Nos já longínquos anos 90, o estado da Florida, nos EUA, percebeu que precisava agir: durante décadas suas campanhas antitabagismo não estavam surtindo efeito, e o consumo de cigarro por adolescentes atingia níveis alarmantes. Para alguns, esse era um problema sem solução.

O que a Florida fez? Convocou líderes estudantis, atletas e cool kids (os adolescentes populares) para tentar encontrar uma alternativa às ações inócuas de conscientização. Eles humildemente pediram o apoio dos adolescentes escolhidos (aproximadamente 600, todos considerados formadores de opinião).

Durante as conversas, os jovens apontaram uma revelação que, segundo eles, seria de extremo impacto no público-alvo (eles mesmos): um relatório que demonstrava a intenção das companhias de tabaco de conquistar o público jovem, repondo clientes que já haviam morrido de câncer no pulmão e demais consequências do vício.

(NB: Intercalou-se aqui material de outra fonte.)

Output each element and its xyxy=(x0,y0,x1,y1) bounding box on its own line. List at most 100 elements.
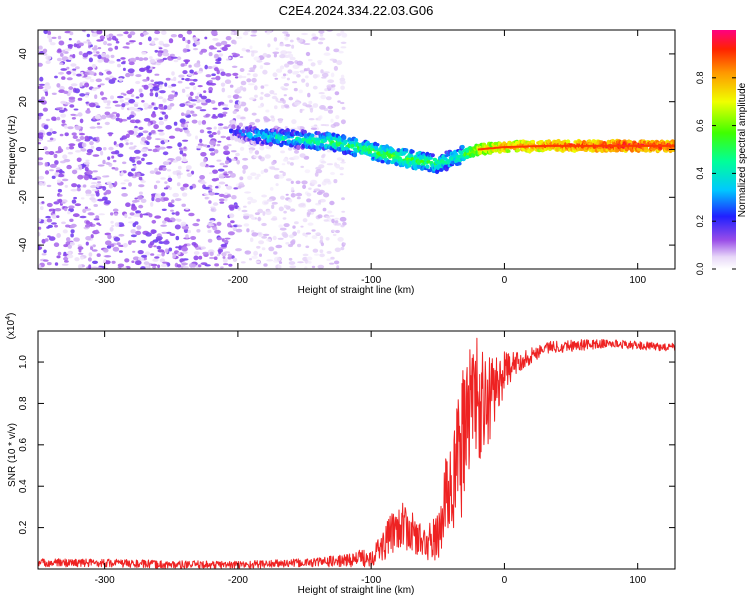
noise-speckle xyxy=(258,155,262,160)
noise-speckle xyxy=(234,76,239,79)
noise-speckle xyxy=(139,213,143,218)
noise-speckle xyxy=(273,53,277,58)
noise-speckle xyxy=(129,57,137,63)
noise-speckle xyxy=(224,184,229,187)
signal-pixel xyxy=(310,133,315,138)
noise-speckle xyxy=(128,216,132,219)
noise-speckle xyxy=(117,95,124,99)
noise-speckle xyxy=(218,249,222,255)
noise-speckle xyxy=(102,186,107,191)
noise-speckle xyxy=(313,188,321,192)
noise-speckle xyxy=(173,121,178,126)
noise-speckle xyxy=(170,209,174,212)
noise-speckle xyxy=(229,213,235,218)
noise-speckle xyxy=(153,245,157,248)
noise-speckle xyxy=(135,96,140,99)
noise-speckle xyxy=(289,39,294,43)
noise-speckle xyxy=(92,260,98,264)
noise-speckle xyxy=(193,255,199,261)
noise-speckle xyxy=(93,204,98,207)
noise-speckle xyxy=(300,70,305,74)
noise-speckle xyxy=(275,183,279,187)
noise-speckle xyxy=(311,235,318,240)
noise-speckle xyxy=(181,192,188,197)
noise-speckle xyxy=(124,213,128,219)
noise-speckle xyxy=(161,166,167,171)
noise-speckle xyxy=(208,90,213,94)
noise-speckle xyxy=(150,113,157,118)
noise-speckle xyxy=(40,206,44,211)
noise-speckle xyxy=(175,211,180,216)
noise-speckle xyxy=(68,143,76,147)
noise-speckle xyxy=(333,48,340,53)
noise-speckle xyxy=(162,52,170,57)
noise-speckle xyxy=(199,138,203,143)
noise-speckle xyxy=(154,81,160,85)
noise-speckle xyxy=(103,99,108,104)
noise-speckle xyxy=(239,146,245,151)
noise-speckle xyxy=(152,239,159,243)
noise-speckle xyxy=(56,57,62,62)
y-multiplier-exp: 4 xyxy=(5,316,12,320)
signal-pixel xyxy=(403,148,409,152)
noise-speckle xyxy=(272,235,277,241)
noise-speckle xyxy=(305,51,311,57)
noise-speckle xyxy=(73,43,78,48)
noise-speckle xyxy=(73,237,80,242)
noise-speckle xyxy=(186,132,192,137)
noise-speckle xyxy=(86,152,92,156)
signal-pixel xyxy=(460,144,465,150)
noise-speckle xyxy=(69,225,76,229)
noise-speckle xyxy=(154,167,159,172)
noise-speckle xyxy=(103,40,108,46)
noise-speckle xyxy=(172,253,177,259)
noise-speckle xyxy=(278,118,283,124)
noise-speckle xyxy=(230,150,237,153)
noise-speckle xyxy=(306,256,313,261)
noise-speckle xyxy=(71,183,78,188)
noise-speckle xyxy=(80,197,85,200)
noise-speckle xyxy=(216,50,222,53)
noise-speckle xyxy=(62,229,68,234)
noise-speckle xyxy=(90,246,94,251)
noise-speckle xyxy=(129,212,135,216)
noise-speckle xyxy=(285,51,292,54)
noise-speckle xyxy=(105,77,111,81)
noise-speckle xyxy=(261,194,267,198)
noise-speckle xyxy=(207,130,212,134)
noise-speckle xyxy=(70,83,78,87)
noise-speckle xyxy=(238,185,243,188)
noise-speckle xyxy=(95,215,100,219)
noise-speckle xyxy=(229,172,236,178)
signal-pixel xyxy=(457,161,462,166)
noise-speckle xyxy=(192,48,199,51)
noise-speckle xyxy=(116,33,124,37)
noise-speckle xyxy=(240,80,247,86)
noise-speckle xyxy=(218,101,225,105)
noise-speckle xyxy=(92,33,98,37)
noise-speckle xyxy=(140,148,148,153)
noise-speckle xyxy=(182,139,189,142)
noise-speckle xyxy=(150,79,154,83)
noise-speckle xyxy=(232,110,237,114)
noise-speckle xyxy=(271,117,276,122)
noise-speckle xyxy=(248,70,256,72)
signal-pixel xyxy=(515,148,521,152)
noise-speckle xyxy=(298,203,304,208)
noise-speckle xyxy=(174,224,181,230)
noise-speckle xyxy=(332,233,337,237)
noise-speckle xyxy=(208,165,215,168)
noise-speckle xyxy=(223,240,229,243)
noise-speckle xyxy=(165,77,171,81)
noise-speckle xyxy=(256,59,263,63)
noise-speckle xyxy=(274,256,281,262)
noise-speckle xyxy=(113,237,121,242)
noise-speckle xyxy=(223,171,228,174)
noise-speckle xyxy=(196,70,203,74)
figure-title: C2E4.2024.334.22.03.G06 xyxy=(279,3,434,18)
noise-speckle xyxy=(105,189,112,195)
noise-speckle xyxy=(342,221,347,226)
noise-speckle xyxy=(327,210,333,214)
noise-speckle xyxy=(133,165,137,170)
noise-speckle xyxy=(233,187,239,190)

Os jovens então organizaram mutirões e workshops, e criaram camisetas no esforço direcionado de conscientização (a ideia: se quem é popular usa, eu também quero uma!). O resultado foi a mais bem sucedida campanha contra o tabaco de todos os tempos: o numero de adolescentes fumantes caiu pela metade entre 1998 e 2007 (Eis o que significa, caros alunos, “entender” o cliente).

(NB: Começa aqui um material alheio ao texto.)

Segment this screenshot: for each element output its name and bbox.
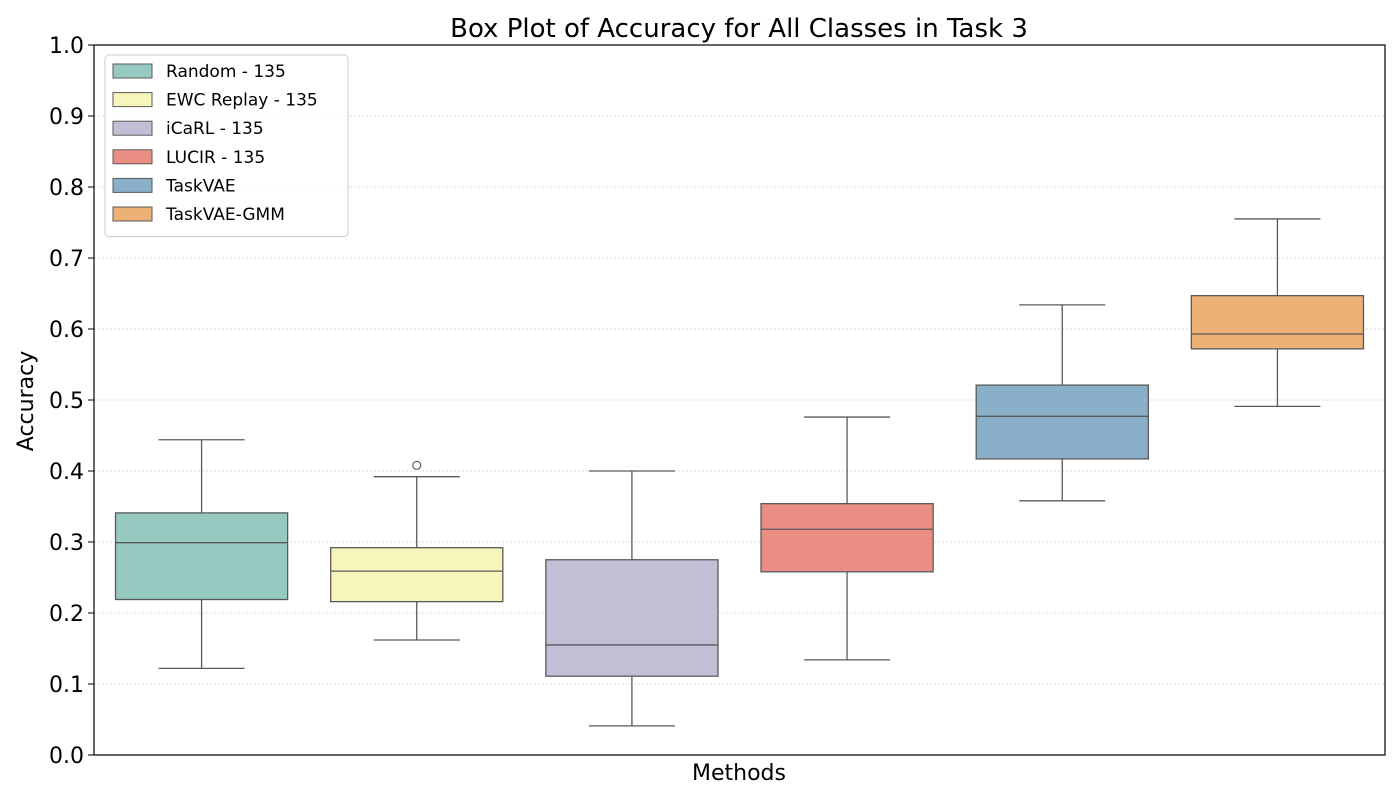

E no Brasil, o que faremos? Além de ignorar as estatísticas, que mostram a ineficiência das ilustrações medonhas das carteiras de cigarro, vamos também estampá-las nos rótulos das bebidas.

O Marketing tem sido tratado assim também nas empresas: ações aparentemente impactantes, mas com efeitos pífios. E como não medimos resultados, avaliamos a qualidade de uma ação de acordo com a sua suposta criatividade.

Criativo é o consumidor que, ao pedir uma carteira de cigarros ao balconista, não aceita aquela com a foto que ilustra a impotência sexual. Pode ser a do câncer, por favor.